So if you follow my blog at all you know I am currently working on a beanie for my husband and I have had to rip that sucker out three different times. And I’m just about out of patience for that piece of work. Which had me thinking, where the heck did the term Frogging come from… And why Frogging? And then I thought he isn’t going to notice those stupid stitches not lining up on that beanie because all he care’s about is that I made him a beanie with my own two hands and love in ever stitch (fill free to laugh here) and he can wear it after they cart me off to the crazy house because all the k1, p2’s don’t line up exactly right. (*bounce’s head off desk)
But seriously why Frogging?
Until I became a knitter if someone told me I had to frog my work I would have looked at them sympathetically because I would have thought them slightly off, if not infected with some odd disease by which you need serious help. Then turned and walked away shaking my head to find someone to help me with my knitting.
But someone was nice enough to clue me in and explain what Frogging meant and I had a nice little giggle at my own expense.
If your new to knitting let me clue you into what frogging is as I had to find out the hard way. According to the internet: In the knitting world frogs say “rip it, rip it.” lol.

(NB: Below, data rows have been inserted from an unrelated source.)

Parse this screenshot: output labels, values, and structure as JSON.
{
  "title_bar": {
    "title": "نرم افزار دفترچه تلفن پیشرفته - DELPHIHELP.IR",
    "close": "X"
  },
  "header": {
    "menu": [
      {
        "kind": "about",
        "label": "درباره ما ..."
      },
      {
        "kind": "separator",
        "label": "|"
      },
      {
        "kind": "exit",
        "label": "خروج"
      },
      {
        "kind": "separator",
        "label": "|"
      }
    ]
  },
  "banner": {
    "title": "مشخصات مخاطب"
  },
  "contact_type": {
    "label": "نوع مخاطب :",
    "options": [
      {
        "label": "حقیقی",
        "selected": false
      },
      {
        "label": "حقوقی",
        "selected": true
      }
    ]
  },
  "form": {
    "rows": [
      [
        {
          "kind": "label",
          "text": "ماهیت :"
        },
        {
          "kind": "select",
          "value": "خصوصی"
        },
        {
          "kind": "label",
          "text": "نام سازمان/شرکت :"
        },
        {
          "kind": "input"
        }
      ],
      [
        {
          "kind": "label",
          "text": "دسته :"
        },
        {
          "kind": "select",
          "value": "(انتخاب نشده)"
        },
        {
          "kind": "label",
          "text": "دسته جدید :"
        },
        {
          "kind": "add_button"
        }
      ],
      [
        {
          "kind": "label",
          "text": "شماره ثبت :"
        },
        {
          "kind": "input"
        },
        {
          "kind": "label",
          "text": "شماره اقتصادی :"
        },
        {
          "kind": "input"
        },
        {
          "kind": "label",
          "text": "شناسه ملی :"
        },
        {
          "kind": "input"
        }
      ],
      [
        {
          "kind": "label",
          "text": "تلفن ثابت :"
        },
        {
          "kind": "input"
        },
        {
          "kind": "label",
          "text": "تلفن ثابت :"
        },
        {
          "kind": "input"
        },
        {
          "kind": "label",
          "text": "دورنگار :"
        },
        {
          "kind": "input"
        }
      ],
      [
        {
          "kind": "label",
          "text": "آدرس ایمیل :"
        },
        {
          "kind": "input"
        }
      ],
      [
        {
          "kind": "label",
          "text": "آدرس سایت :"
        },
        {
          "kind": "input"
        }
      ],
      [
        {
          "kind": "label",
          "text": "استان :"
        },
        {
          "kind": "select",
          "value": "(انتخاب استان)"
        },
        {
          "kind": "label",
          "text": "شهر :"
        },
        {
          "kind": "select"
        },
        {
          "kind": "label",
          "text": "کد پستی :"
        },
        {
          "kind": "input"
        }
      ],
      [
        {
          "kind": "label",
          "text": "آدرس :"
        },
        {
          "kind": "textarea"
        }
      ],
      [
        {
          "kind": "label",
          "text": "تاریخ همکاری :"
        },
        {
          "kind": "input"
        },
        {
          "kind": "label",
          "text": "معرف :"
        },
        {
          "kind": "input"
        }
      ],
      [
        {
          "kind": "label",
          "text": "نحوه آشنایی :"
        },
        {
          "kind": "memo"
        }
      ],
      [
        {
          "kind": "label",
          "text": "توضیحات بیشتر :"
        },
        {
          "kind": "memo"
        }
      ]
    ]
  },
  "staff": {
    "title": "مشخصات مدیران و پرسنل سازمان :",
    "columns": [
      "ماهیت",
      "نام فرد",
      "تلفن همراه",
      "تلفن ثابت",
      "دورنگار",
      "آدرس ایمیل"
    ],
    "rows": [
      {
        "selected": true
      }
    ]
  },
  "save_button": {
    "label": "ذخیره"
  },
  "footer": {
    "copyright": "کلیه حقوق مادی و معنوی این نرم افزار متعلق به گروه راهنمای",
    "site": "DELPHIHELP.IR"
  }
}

Also the term frogging gives the impression of a rather exuberant ripping out of knitted stiches and when ripping out your knitting it can some times make the same sound as a frog.
Who would have known? I wouldn’t have until someone told me. I mean I saw it on Ravelry and thought that’s an odd selection.
But now I know, and now you know. And the world is a better place because the information has been passed down. Share, because you’ve frogged your work before whether you want to admit it or not. The best of us has, the worst of us have. We will, we do. It’s just part of knitting.
So go forth and knit my friends and frog away.